Quando sul finire degli anni ‘60 John Cromer ebbe finalmente lasciato la sua camera d’ospedale, quella che gli si presentò davanti agli occhi fu la vita con tutte le sue infinite possibilità. Si muoveva poco, ma questo non lo avrebbe fermato. Niente lo avrebbe fermato. Fu iscritto a una scuola legata all’ospedale che gli avrebbe consentito di studiare fino al diploma. Poi ci sarebbe stata l’università, su questo non nutriva dubbio alcuno. Iniziò a leggere con avidità, programmò di imparare a guidare. Si mescolò agli altri studenti, fece amicizia con loro grazie al suo carattere attento e brillante. Molti dei suoi compagni si muovevano senza problemi e quando Cromer ne aveva bisogno, non si tiravano indietro nell’aiutarlo. La caparbietà con la quale il ragazzo affrontava ogni situazione illuminava gli occhi di sua madre, la quale non si stupì affatto quando il suo John si innamorò. Assaporando le emozioni del primo piacere fisico tra le braccia di un ragazzo, con la naturalezza con cui tutto gli era sempre apparso da quando aveva aperto gli occhi sul mondo.

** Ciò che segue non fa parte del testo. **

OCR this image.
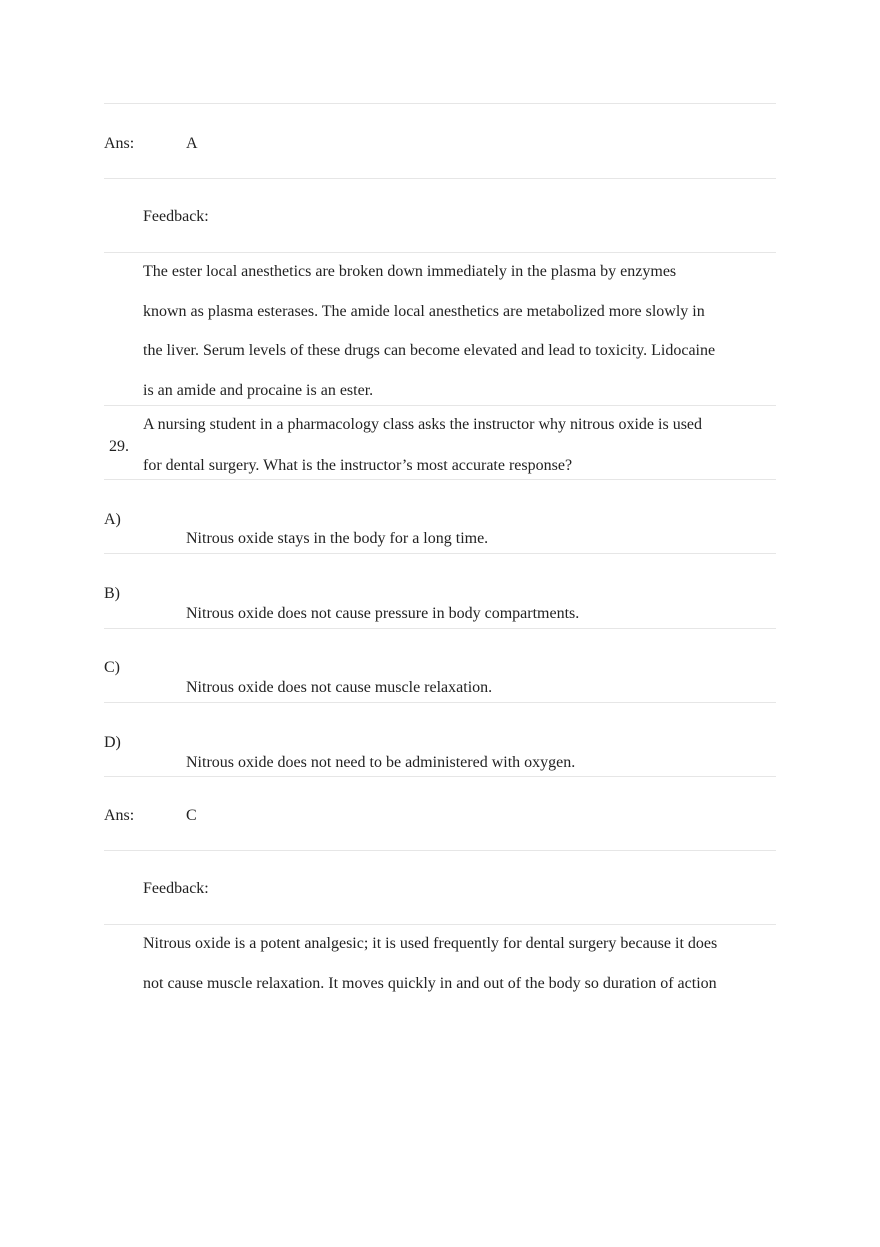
Ans:	A
Feedback:
The ester local anesthetics are broken down immediately in the plasma by enzymes
known as plasma esterases. The amide local anesthetics are metabolized more slowly in
the liver. Serum levels of these drugs can become elevated and lead to toxicity. Lidocaine
is an amide and procaine is an ester.
29.
A nursing student in a pharmacology class asks the instructor why nitrous oxide is used
for dental surgery. What is the instructor’s most accurate response?
A)
Nitrous oxide stays in the body for a long time.
B)
Nitrous oxide does not cause pressure in body compartments.
C)
Nitrous oxide does not cause muscle relaxation.
D)
Nitrous oxide does not need to be administered with oxygen.
Ans:	C
Feedback:
Nitrous oxide is a potent analgesic; it is used frequently for dental surgery because it does
not cause muscle relaxation. It moves quickly in and out of the body so duration of action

John Cromer fece la sua comparsa nel 2008 in un acclamatissimo romanzo scritto da Adam Mars-Jones. In quel libro, la storia si chiudeva su quella prima volta in cui Cromer aveva sentito le mani della persona amata sul proprio corpo immobile. John aveva sedici anni. Nel 2011 le avventure di John Cromer hanno avuto un seguito altrettanto fortunato. E in questa sorta di curiosa autobiografia alternativa, le vite di Adam e John sembrano sovrapporsi e a tratti fondersi, avendo il creatore donato e tolto parti di sé alla sua creatura. E rendendoli specchio l’uno dell’altro, queste pagine hanno evitato che Adam e John precipitassero in quelle voragini che immancabili si presentano sulla strada di ognuno.